An eye towards the west young African males, many of them, have a strong desire to come to America. It is a dream that you can see in the gleam of their eyes. Some who have been fortunate enough to make it to America have never come back. Dr. Nanyaro sees this as not a good thing because as he says, "These are the brightest and the best." Capitalism is a two-edged sword. On the one hand it would mean simply the capital to grow an economy, an economy that would provide jobs and income to afford people the resources to get what they needed.

There are houses in every stage of building because people work on them as the resources become available. Most people cannot go to the bank and get a loan because the interest rates are way out of proportion (36%). It is a discouraging picture. Young people here and like young people everywhere do not want to repeat the life of their parents. They are driven by a different spirit. They are being drawn by new dreams and new sounds.

Walking down the streets of Arusha as I passed one of the shops, I heard the pulsating beat of a popular American rap group.
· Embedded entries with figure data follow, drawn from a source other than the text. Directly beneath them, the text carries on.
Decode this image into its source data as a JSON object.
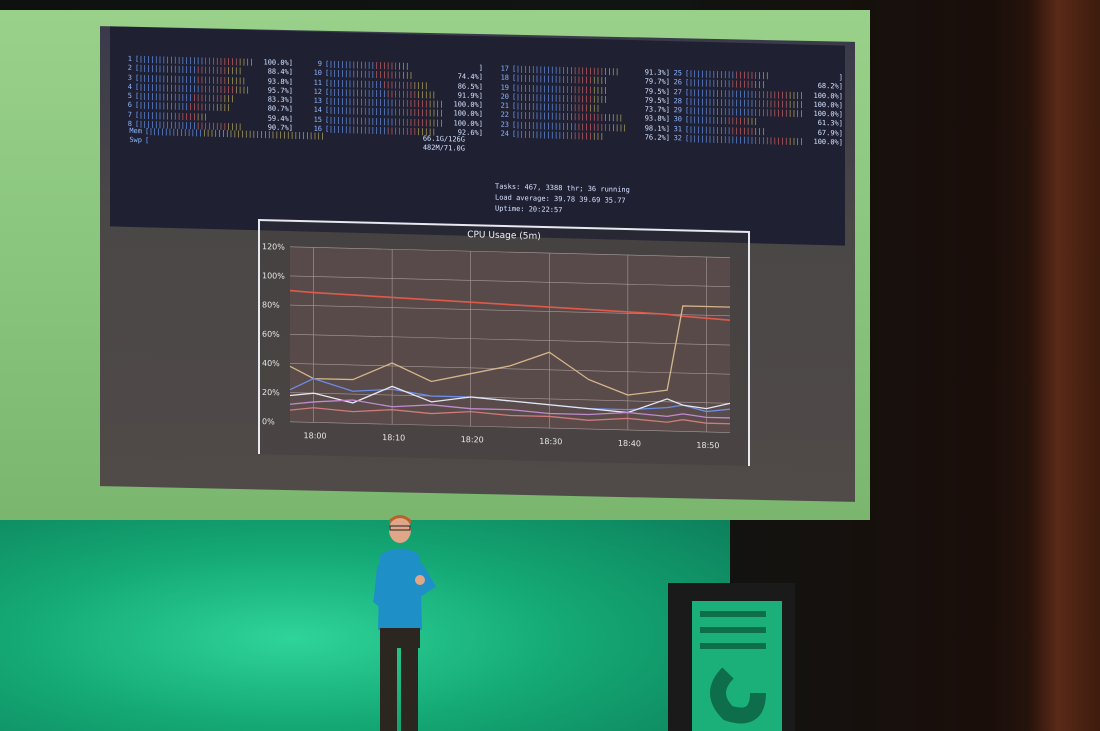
{
  "htop": {
    "cpus": [
      {
        "n": "1",
        "pct": "100.0%"
      },
      {
        "n": "2",
        "pct": "88.4%"
      },
      {
        "n": "3",
        "pct": "93.8%"
      },
      {
        "n": "4",
        "pct": "95.7%"
      },
      {
        "n": "5",
        "pct": "83.3%"
      },
      {
        "n": "6",
        "pct": "80.7%"
      },
      {
        "n": "7",
        "pct": "59.4%"
      },
      {
        "n": "8",
        "pct": "90.7%"
      },
      {
        "n": "9",
        "pct": ""
      },
      {
        "n": "10",
        "pct": "74.4%"
      },
      {
        "n": "11",
        "pct": "86.5%"
      },
      {
        "n": "12",
        "pct": "91.9%"
      },
      {
        "n": "13",
        "pct": "100.0%"
      },
      {
        "n": "14",
        "pct": "100.0%"
      },
      {
        "n": "15",
        "pct": "100.0%"
      },
      {
        "n": "16",
        "pct": "92.6%"
      },
      {
        "n": "17",
        "pct": "91.3%"
      },
      {
        "n": "18",
        "pct": "79.7%"
      },
      {
        "n": "19",
        "pct": "79.5%"
      },
      {
        "n": "20",
        "pct": "79.5%"
      },
      {
        "n": "21",
        "pct": "73.7%"
      },
      {
        "n": "22",
        "pct": "93.8%"
      },
      {
        "n": "23",
        "pct": "98.1%"
      },
      {
        "n": "24",
        "pct": "76.2%"
      },
      {
        "n": "25",
        "pct": ""
      },
      {
        "n": "26",
        "pct": "68.2%"
      },
      {
        "n": "27",
        "pct": "100.0%"
      },
      {
        "n": "28",
        "pct": "100.0%"
      },
      {
        "n": "29",
        "pct": "100.0%"
      },
      {
        "n": "30",
        "pct": "61.3%"
      },
      {
        "n": "31",
        "pct": "67.9%"
      },
      {
        "n": "32",
        "pct": "100.0%"
      }
    ],
    "mem_label": "Mem",
    "swp_label": "Swp",
    "mem_value": "66.1G/126G",
    "swp_value": "482M/71.0G",
    "tasks_line": "Tasks: 467, 3388 thr; 36 running",
    "load_line": "Load average: 39.78 39.69 35.77",
    "uptime_line": "Uptime: 20:22:57",
    "extra_value": "69.3%"
  },
  "chart_data": {
    "type": "line",
    "title": "CPU Usage (5m)",
    "yticks": [
      "120%",
      "100%",
      "80%",
      "60%",
      "40%",
      "20%",
      "0%"
    ],
    "xticks": [
      "18:00",
      "18:10",
      "18:20",
      "18:30",
      "18:40",
      "18:50"
    ],
    "ylim": [
      0,
      120
    ],
    "x": [
      "17:57",
      "18:00",
      "18:05",
      "18:10",
      "18:15",
      "18:20",
      "18:25",
      "18:30",
      "18:35",
      "18:40",
      "18:45",
      "18:47",
      "18:50",
      "18:53"
    ],
    "series": [
      {
        "color": "#e05a4a",
        "values": [
          90,
          89,
          88,
          87,
          86,
          85,
          84,
          83,
          82,
          81,
          80,
          79,
          78,
          77
        ]
      },
      {
        "color": "#d4b48a",
        "values": [
          38,
          30,
          30,
          42,
          30,
          36,
          42,
          52,
          34,
          24,
          28,
          86,
          86,
          86
        ]
      },
      {
        "color": "#6b8ce8",
        "values": [
          22,
          30,
          22,
          24,
          20,
          20,
          18,
          16,
          14,
          14,
          16,
          18,
          14,
          16
        ]
      },
      {
        "color": "#e6e6f0",
        "values": [
          18,
          20,
          14,
          26,
          16,
          20,
          18,
          16,
          14,
          12,
          22,
          18,
          16,
          20
        ]
      },
      {
        "color": "#c08ad0",
        "values": [
          12,
          14,
          16,
          12,
          14,
          12,
          12,
          10,
          10,
          12,
          10,
          12,
          10,
          10
        ]
      },
      {
        "color": "#d07a7a",
        "values": [
          8,
          10,
          8,
          10,
          8,
          10,
          8,
          8,
          6,
          8,
          6,
          8,
          6,
          6
        ]
      }
    ]
  },
  "colors": {
    "backdrop_green": "#14a874",
    "screen_green": "#89c57d",
    "terminal_bg": "#1f2133"
  }
}
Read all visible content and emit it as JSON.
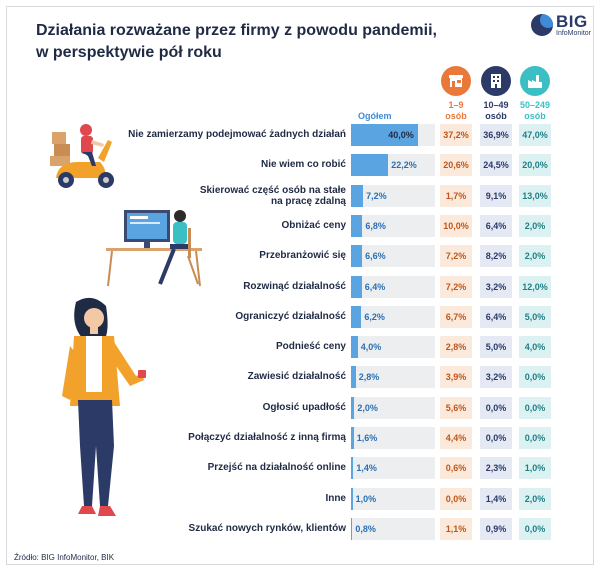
{
  "title_line1": "Działania rozważane przez firmy z powodu pandemii,",
  "title_line2": "w perspektywie pół roku",
  "logo": {
    "big": "BIG",
    "sub": "InfoMonitor"
  },
  "source": "Źródło: BIG InfoMonitor, BIK",
  "colors": {
    "overall_bar": "#5ba4e2",
    "micro": "#e9793a",
    "small": "#2b3a67",
    "medium": "#3bbfc4"
  },
  "chart_data": {
    "type": "bar",
    "orientation": "horizontal",
    "overall_header": "Ogółem",
    "column_headers": [
      {
        "line1": "1–9",
        "line2": "osób",
        "icon": "shop-icon",
        "color": "#e9793a"
      },
      {
        "line1": "10–49",
        "line2": "osób",
        "icon": "office-building-icon",
        "color": "#2b3a67"
      },
      {
        "line1": "50–249",
        "line2": "osób",
        "icon": "factory-icon",
        "color": "#3bbfc4"
      }
    ],
    "xlim": [
      0,
      50
    ],
    "rows": [
      {
        "label": [
          "Nie zamierzamy podejmować żadnych działań"
        ],
        "overall": 40.0,
        "overall_label": "40,0%",
        "micro": "37,2%",
        "small": "36,9%",
        "medium": "47,0%"
      },
      {
        "label": [
          "Nie wiem co robić"
        ],
        "overall": 22.2,
        "overall_label": "22,2%",
        "micro": "20,6%",
        "small": "24,5%",
        "medium": "20,0%"
      },
      {
        "label": [
          "Skierować część osób na stałe",
          "na pracę zdalną"
        ],
        "overall": 7.2,
        "overall_label": "7,2%",
        "micro": "1,7%",
        "small": "9,1%",
        "medium": "13,0%"
      },
      {
        "label": [
          "Obniżać ceny"
        ],
        "overall": 6.8,
        "overall_label": "6,8%",
        "micro": "10,0%",
        "small": "6,4%",
        "medium": "2,0%"
      },
      {
        "label": [
          "Przebranżowić się"
        ],
        "overall": 6.6,
        "overall_label": "6,6%",
        "micro": "7,2%",
        "small": "8,2%",
        "medium": "2,0%"
      },
      {
        "label": [
          "Rozwinąć działalność"
        ],
        "overall": 6.4,
        "overall_label": "6,4%",
        "micro": "7,2%",
        "small": "3,2%",
        "medium": "12,0%"
      },
      {
        "label": [
          "Ograniczyć działalność"
        ],
        "overall": 6.2,
        "overall_label": "6,2%",
        "micro": "6,7%",
        "small": "6,4%",
        "medium": "5,0%"
      },
      {
        "label": [
          "Podnieść ceny"
        ],
        "overall": 4.0,
        "overall_label": "4,0%",
        "micro": "2,8%",
        "small": "5,0%",
        "medium": "4,0%"
      },
      {
        "label": [
          "Zawiesić działalność"
        ],
        "overall": 2.8,
        "overall_label": "2,8%",
        "micro": "3,9%",
        "small": "3,2%",
        "medium": "0,0%"
      },
      {
        "label": [
          "Ogłosić upadłość"
        ],
        "overall": 2.0,
        "overall_label": "2,0%",
        "micro": "5,6%",
        "small": "0,0%",
        "medium": "0,0%"
      },
      {
        "label": [
          "Połączyć działalność z inną firmą"
        ],
        "overall": 1.6,
        "overall_label": "1,6%",
        "micro": "4,4%",
        "small": "0,0%",
        "medium": "0,0%"
      },
      {
        "label": [
          "Przejść na działalność online"
        ],
        "overall": 1.4,
        "overall_label": "1,4%",
        "micro": "0,6%",
        "small": "2,3%",
        "medium": "1,0%"
      },
      {
        "label": [
          "Inne"
        ],
        "overall": 1.0,
        "overall_label": "1,0%",
        "micro": "0,0%",
        "small": "1,4%",
        "medium": "2,0%"
      },
      {
        "label": [
          "Szukać nowych rynków, klientów"
        ],
        "overall": 0.8,
        "overall_label": "0,8%",
        "micro": "1,1%",
        "small": "0,9%",
        "medium": "0,0%"
      }
    ]
  }
}
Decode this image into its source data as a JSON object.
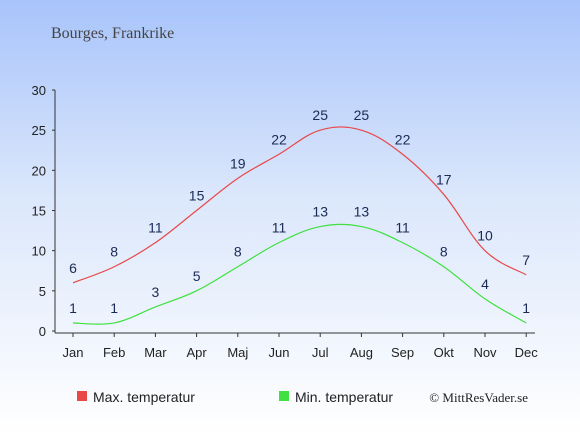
{
  "chart_data": {
    "type": "line",
    "title": "Bourges, Frankrike",
    "categories": [
      "Jan",
      "Feb",
      "Mar",
      "Apr",
      "Maj",
      "Jun",
      "Jul",
      "Aug",
      "Sep",
      "Okt",
      "Nov",
      "Dec"
    ],
    "series": [
      {
        "name": "Max. temperatur",
        "color": "#e84848",
        "values": [
          6,
          8,
          11,
          15,
          19,
          22,
          25,
          25,
          22,
          17,
          10,
          7
        ]
      },
      {
        "name": "Min. temperatur",
        "color": "#3fe03f",
        "values": [
          1,
          1,
          3,
          5,
          8,
          11,
          13,
          13,
          11,
          8,
          4,
          1
        ]
      }
    ],
    "yticks": [
      0,
      5,
      10,
      15,
      20,
      25,
      30
    ],
    "ylim": [
      0,
      30
    ],
    "grid": false,
    "legend_position": "bottom-left",
    "copyright": "© MittResVader.se"
  }
}
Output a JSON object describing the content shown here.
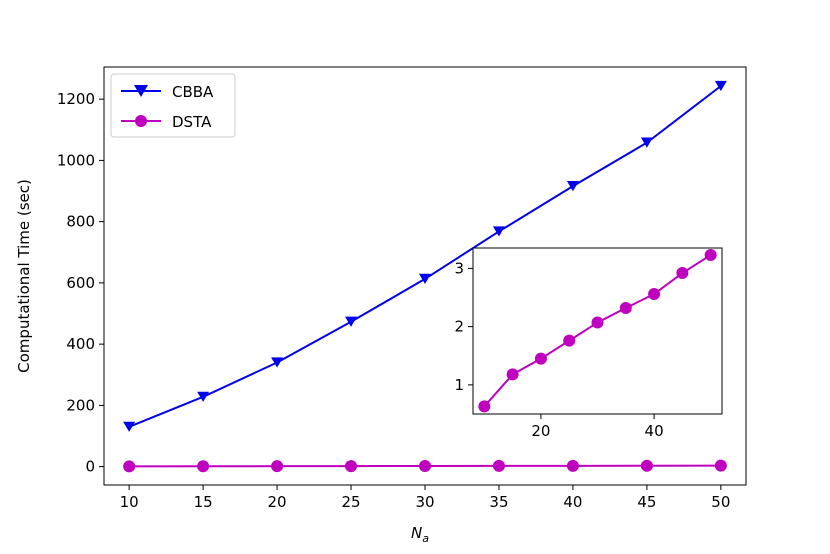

These young Africans have an idea that there is something that awaits them in America that holds a greater promise. While the desire is there on the part of older Africans for a better life, especially by those who have been educated, they are keenly aware that as Tanzania becomes more and more exposed to the west and looks to the west for assistance in building a market economy, they will inevitably lose something far more valuable than good roads or the convenience of technology. Democracy and capitalism hold immense promise and possibility but there are also dangers and it is the dangers that they fear that will rob Africa of its soul.